A circular insulated copper wire loop is twisted to form two loops of area A and 2A as shown in the figure. At the point of crossing the wires remain electrically insulated from each other. The entire loop lies in the plane (of the paper). A uniform magnetic field B points into the plane of the paper. At t=0, the loop starts rotating about the common diameter as axis with a constant angular velocity ω in the magnetic field.
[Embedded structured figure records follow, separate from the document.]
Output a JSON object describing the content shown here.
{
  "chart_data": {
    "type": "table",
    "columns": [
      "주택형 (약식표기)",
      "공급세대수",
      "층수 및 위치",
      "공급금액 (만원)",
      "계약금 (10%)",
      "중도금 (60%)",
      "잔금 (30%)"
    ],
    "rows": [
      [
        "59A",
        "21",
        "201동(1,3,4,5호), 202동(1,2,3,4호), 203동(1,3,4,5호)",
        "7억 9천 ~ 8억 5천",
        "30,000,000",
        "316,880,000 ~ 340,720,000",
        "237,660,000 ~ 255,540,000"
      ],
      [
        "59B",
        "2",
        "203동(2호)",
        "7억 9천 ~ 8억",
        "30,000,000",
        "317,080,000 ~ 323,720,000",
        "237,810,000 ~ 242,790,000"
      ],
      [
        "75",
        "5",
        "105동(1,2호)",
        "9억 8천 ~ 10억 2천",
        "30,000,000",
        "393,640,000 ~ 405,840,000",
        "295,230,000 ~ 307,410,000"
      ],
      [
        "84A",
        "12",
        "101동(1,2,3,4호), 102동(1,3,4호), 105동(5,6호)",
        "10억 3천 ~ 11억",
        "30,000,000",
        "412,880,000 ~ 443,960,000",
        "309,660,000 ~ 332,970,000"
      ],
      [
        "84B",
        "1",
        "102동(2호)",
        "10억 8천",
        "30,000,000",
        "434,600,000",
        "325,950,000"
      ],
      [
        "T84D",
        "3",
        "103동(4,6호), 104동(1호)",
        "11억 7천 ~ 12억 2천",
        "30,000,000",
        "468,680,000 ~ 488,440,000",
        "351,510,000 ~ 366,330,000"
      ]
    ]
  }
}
Which of the following options is/are correct?

Initial condition φ₁=AB, φ₂=2AB
General form φ₁=ABcosωt
φ₂=2ABcosωt
∴E₁=-dφ₁/dt=ABωsinωt ——— (1)
E₂=2ABωsinωt ——— (2)
Now, the emf induced in the two loops have opposite polarising because of the given orientation of the wires.
∴|Enet|=|E₁-E₂|=ABωsinωt
Option A is correct.
Rate of change of flux = emf induced is proportional to sinωt from (1) and (2).
Therefore induced emf in the loop =ABωsinωt ⇒ proportional to sum of areas.
It is proportional to difference of the areas.
Rate of change of the flux is maximum which implies emf is maximum.
ABωsinωt is maximum after one fourth and three-fourth of the revolution, when the loop is perpendicular.
Hence A and B are the correct answer.